Ottawa team finds popular antidepressants may affect fetus
April 6, 2006
A team from the Ottawa Hospital Research Institute, the University of Ottawa, and The Ottawa Hospital has found an increased risk of premature delivery, low birth weight, fetal death, and infant seizures among pregnant women who used a popular class of antidepressants during pregnancy.
The study, published in the April issue of the American Journal of Obstetrics and Gynecology, uses linked maternal / infant prescription and health records to assess the safety of a class of antidepressants known as selective serotonin re-uptake inhibitors (SSRIs). Records were obtained for 972 pregnant women taking SSRIs and 3,878 matched controls not taking SSRIs. The investigators found that the SSRI group had a significantly increased risk of premature birth (19.3 per cent versus 12.0 per cent), low birth weight (9.0 per cent versus 5.3 per cent), fetal death (1.1 per cent versus 0.4 per cent) and infant seizures (0.4 per cent versus 0.1 per cent). There was no increased risk of birth defects, infection, need for respiratory support, or death up to one year after birth.
While previous studies have reported side effects of SSRIs on the developing fetus, this investigation is the largest ever to examine such a wide variety of effects without relying on patient memory for prescription records.
“These results are certainly unsettling,” said Dr. Mark Walker, a Scientist at the Ottawa Hospital Research Institute and one of the study’s lead authors. “But untreated depression has also been shown to have side effects on women, and possibly on their fetuses. I feel that it is important that every case be individually assessed to determine the risks and benefits of antidepressant therapy. Patients need to make informed decisions and for those women on SSRIs, we should increase our surveillance.” Dr. Walker is also a physician in the Department of Obstetrics and Gynecology at The Ottawa Hospital and an Associate Professor in the Faculty of Medicine at the University of Ottawa.
The study included SSRIs such as fluoxetine (Prozac®) Paroxetine (Paxil®) and Sertraline (Zoloft®), but the sample size was not large enough to estimate risks for each SSRI individually.
“SSRIs have improved health and quality of life for a huge number of people, but in light of this study, we must be ever more careful to weigh the potential benefits of treatment with the potential risks,” said Dr. Robert Swenson, Associate Chief of Psychiatry at the Ottawa Hospital, Associate Professor of Psychiatry at the University of Ottawa, and a Clinical Investigator at the Ottawa Hospital Research Institute. “Above all, it is important that anyone taking SSRIs seek professional advice before changing or stopping treatment.”
SSRIs are generally considered the first-line drug therapy in most patients with depression, and approximately 10 per cent of pregnant women suffer from clinical depression.
The research team also includes Dr. Shi Wu Wen, Dr. Qiuying Yang, Dr. Peter Garner and Dr. Carl Nimrod, all from the Ottawa Hospital Research Institute (an Affiliated Research Institute of the University of Ottawa and the research arm of The Ottawa Hospital). Dr. William Fraser of the University of Montreal and Dr. Olufemi Olatunbosun of the University of Saskatchewan are also co-authors.

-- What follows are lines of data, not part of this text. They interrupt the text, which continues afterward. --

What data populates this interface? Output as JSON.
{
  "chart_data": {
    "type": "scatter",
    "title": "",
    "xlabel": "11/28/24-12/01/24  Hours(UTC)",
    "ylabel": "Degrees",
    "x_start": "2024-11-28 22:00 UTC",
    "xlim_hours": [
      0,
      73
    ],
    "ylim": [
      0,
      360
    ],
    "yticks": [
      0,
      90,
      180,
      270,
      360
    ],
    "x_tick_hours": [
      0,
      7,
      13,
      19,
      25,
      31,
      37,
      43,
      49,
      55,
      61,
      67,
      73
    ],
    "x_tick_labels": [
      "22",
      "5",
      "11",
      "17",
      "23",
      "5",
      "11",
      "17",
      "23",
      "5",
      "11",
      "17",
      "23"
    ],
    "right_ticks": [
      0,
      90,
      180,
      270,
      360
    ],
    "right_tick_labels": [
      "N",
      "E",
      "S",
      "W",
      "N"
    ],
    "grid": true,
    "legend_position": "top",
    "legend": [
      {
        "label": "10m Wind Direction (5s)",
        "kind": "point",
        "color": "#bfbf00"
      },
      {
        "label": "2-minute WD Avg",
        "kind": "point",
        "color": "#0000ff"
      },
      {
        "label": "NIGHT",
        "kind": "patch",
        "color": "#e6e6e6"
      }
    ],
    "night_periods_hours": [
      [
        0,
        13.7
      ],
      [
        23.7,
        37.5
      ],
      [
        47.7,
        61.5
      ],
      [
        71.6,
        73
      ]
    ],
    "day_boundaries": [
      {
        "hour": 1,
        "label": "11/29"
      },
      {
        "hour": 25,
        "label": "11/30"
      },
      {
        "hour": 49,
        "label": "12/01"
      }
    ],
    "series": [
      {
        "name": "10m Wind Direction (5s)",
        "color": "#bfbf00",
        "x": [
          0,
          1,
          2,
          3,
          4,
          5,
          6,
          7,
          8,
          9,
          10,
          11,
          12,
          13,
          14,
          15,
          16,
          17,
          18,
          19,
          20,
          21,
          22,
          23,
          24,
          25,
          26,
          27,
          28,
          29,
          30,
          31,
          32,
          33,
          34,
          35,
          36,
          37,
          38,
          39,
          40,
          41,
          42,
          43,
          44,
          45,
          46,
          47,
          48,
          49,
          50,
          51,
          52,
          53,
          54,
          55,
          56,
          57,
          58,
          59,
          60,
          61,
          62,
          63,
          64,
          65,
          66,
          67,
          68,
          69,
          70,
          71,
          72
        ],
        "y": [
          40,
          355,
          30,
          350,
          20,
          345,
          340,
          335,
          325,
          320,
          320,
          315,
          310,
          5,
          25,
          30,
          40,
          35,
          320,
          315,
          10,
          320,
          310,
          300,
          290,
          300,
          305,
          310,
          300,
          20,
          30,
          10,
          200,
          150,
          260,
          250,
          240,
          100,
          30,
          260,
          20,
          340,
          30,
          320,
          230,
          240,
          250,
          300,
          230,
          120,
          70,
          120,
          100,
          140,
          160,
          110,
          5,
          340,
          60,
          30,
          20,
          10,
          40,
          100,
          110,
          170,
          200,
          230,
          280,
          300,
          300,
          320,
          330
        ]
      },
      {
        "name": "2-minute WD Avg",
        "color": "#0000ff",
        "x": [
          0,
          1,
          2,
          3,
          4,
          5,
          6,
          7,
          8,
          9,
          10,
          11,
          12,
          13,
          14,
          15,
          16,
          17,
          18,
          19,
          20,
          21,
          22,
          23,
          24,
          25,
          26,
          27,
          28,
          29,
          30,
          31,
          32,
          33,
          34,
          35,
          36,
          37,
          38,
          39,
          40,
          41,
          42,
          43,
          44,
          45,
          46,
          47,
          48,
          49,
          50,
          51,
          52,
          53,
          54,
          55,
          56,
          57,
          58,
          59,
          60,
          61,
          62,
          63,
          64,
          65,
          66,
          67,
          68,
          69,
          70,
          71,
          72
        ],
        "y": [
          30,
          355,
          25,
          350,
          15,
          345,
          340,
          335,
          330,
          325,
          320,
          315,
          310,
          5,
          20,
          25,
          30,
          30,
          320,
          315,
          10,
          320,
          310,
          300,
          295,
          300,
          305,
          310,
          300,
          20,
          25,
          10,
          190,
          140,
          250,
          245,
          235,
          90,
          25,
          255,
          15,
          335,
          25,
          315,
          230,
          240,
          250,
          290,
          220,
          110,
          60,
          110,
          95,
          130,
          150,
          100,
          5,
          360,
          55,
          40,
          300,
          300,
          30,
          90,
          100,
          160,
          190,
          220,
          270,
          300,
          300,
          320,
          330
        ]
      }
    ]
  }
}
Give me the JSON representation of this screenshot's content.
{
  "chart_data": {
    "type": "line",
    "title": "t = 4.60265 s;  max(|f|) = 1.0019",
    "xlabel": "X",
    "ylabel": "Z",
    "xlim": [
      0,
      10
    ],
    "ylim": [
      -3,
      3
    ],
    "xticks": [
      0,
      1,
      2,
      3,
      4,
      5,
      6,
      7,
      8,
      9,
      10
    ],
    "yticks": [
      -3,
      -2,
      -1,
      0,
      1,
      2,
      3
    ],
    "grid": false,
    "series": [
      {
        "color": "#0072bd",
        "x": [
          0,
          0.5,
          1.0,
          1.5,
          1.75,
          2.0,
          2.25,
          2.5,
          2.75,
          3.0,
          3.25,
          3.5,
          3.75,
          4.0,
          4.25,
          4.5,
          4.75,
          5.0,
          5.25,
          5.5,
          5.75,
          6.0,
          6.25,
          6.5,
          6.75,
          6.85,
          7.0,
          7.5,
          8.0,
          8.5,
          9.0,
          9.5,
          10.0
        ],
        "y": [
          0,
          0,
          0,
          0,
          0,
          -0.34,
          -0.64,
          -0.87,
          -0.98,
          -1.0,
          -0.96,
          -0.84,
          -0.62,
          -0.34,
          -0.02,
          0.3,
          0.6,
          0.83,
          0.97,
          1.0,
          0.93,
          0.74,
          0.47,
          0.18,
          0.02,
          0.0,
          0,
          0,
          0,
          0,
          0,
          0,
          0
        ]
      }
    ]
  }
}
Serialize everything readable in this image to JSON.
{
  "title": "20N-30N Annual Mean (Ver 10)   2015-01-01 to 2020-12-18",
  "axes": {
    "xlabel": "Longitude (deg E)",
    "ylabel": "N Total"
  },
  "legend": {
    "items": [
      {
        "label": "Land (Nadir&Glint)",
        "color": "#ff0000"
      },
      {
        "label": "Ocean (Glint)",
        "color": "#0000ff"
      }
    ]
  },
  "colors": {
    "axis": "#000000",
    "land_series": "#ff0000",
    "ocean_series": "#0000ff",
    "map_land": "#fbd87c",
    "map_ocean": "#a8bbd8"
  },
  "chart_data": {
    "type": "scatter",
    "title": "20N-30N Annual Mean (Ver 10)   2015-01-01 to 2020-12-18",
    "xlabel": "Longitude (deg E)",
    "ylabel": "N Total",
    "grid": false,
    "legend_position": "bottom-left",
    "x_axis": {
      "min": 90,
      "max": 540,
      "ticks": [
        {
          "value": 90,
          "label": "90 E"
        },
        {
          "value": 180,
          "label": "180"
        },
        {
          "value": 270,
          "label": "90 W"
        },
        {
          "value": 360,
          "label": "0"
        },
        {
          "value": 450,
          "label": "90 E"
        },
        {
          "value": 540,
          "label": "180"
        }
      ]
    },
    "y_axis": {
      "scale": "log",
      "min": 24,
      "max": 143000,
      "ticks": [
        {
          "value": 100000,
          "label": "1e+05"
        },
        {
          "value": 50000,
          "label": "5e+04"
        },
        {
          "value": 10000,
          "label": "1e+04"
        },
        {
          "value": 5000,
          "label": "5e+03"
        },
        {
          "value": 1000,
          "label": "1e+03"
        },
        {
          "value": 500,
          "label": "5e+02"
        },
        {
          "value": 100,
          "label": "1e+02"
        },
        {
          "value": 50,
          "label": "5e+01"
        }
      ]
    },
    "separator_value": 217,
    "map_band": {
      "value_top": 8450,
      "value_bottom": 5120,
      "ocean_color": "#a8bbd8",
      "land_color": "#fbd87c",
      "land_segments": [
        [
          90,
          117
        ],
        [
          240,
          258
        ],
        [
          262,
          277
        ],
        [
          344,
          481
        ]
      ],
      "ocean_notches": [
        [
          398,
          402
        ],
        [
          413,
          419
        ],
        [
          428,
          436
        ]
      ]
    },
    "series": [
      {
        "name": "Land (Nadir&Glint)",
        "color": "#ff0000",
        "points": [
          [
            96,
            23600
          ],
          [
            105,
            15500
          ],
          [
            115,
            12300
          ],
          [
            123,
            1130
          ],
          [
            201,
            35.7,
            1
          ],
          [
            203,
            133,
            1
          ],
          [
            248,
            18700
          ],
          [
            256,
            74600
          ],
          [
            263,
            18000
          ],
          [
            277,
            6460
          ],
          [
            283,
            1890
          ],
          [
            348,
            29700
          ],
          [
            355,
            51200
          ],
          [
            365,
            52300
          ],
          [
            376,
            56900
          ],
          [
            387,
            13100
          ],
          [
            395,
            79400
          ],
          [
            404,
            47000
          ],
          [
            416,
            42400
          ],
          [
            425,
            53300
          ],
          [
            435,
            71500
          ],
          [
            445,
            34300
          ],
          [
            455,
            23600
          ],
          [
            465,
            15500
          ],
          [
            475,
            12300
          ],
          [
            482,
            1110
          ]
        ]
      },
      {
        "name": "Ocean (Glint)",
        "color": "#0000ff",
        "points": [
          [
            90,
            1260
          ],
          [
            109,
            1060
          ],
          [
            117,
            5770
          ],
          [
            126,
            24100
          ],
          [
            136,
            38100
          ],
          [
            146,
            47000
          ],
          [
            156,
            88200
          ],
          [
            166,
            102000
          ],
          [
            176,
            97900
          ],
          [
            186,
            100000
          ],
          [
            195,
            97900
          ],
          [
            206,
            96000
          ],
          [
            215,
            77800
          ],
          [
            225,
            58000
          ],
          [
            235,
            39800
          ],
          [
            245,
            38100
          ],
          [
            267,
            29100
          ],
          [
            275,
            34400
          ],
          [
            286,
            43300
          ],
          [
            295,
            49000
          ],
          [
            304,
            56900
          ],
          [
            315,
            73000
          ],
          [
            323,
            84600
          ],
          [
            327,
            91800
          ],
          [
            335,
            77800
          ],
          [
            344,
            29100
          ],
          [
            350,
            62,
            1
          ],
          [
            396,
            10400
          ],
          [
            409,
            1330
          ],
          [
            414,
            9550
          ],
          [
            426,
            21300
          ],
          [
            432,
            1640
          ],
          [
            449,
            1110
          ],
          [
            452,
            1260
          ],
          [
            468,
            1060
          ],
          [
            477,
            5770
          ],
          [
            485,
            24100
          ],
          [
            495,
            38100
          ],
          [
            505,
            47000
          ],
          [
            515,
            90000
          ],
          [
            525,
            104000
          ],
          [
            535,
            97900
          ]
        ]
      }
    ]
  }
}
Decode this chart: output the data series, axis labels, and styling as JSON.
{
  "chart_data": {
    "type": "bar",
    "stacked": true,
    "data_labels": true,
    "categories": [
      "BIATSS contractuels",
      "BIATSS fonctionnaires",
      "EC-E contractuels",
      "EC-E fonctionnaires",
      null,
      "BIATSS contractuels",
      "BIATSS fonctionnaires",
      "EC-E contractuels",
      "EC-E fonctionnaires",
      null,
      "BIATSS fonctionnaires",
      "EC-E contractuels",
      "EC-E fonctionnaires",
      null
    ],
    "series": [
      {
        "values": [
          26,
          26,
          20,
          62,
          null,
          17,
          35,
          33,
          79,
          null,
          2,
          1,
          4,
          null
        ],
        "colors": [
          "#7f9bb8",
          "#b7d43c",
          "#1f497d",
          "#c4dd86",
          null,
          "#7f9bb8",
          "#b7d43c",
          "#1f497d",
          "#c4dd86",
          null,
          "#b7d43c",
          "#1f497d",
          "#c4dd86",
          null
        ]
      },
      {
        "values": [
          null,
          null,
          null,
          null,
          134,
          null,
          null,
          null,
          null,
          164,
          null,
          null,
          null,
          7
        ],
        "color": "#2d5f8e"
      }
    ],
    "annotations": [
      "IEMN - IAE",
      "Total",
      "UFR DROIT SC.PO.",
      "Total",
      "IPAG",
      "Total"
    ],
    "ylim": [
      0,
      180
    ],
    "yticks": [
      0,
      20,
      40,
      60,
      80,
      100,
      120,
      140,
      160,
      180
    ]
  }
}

Data was obtained from Saskatchewan Health Database records collected between January 1, 1990 and December 31, 2000. The unique database is an invaluable tool for researchers because it tracks prescription drug use over patient lifetimes.
The study was funded by a grant received from The Hospital for Sick Kids Foundation. Both Dr. Shi Wu Wen and Dr. Mark Walker are supported by New Investigator Awards from the Canadian Institutes of Health Research (CIHR).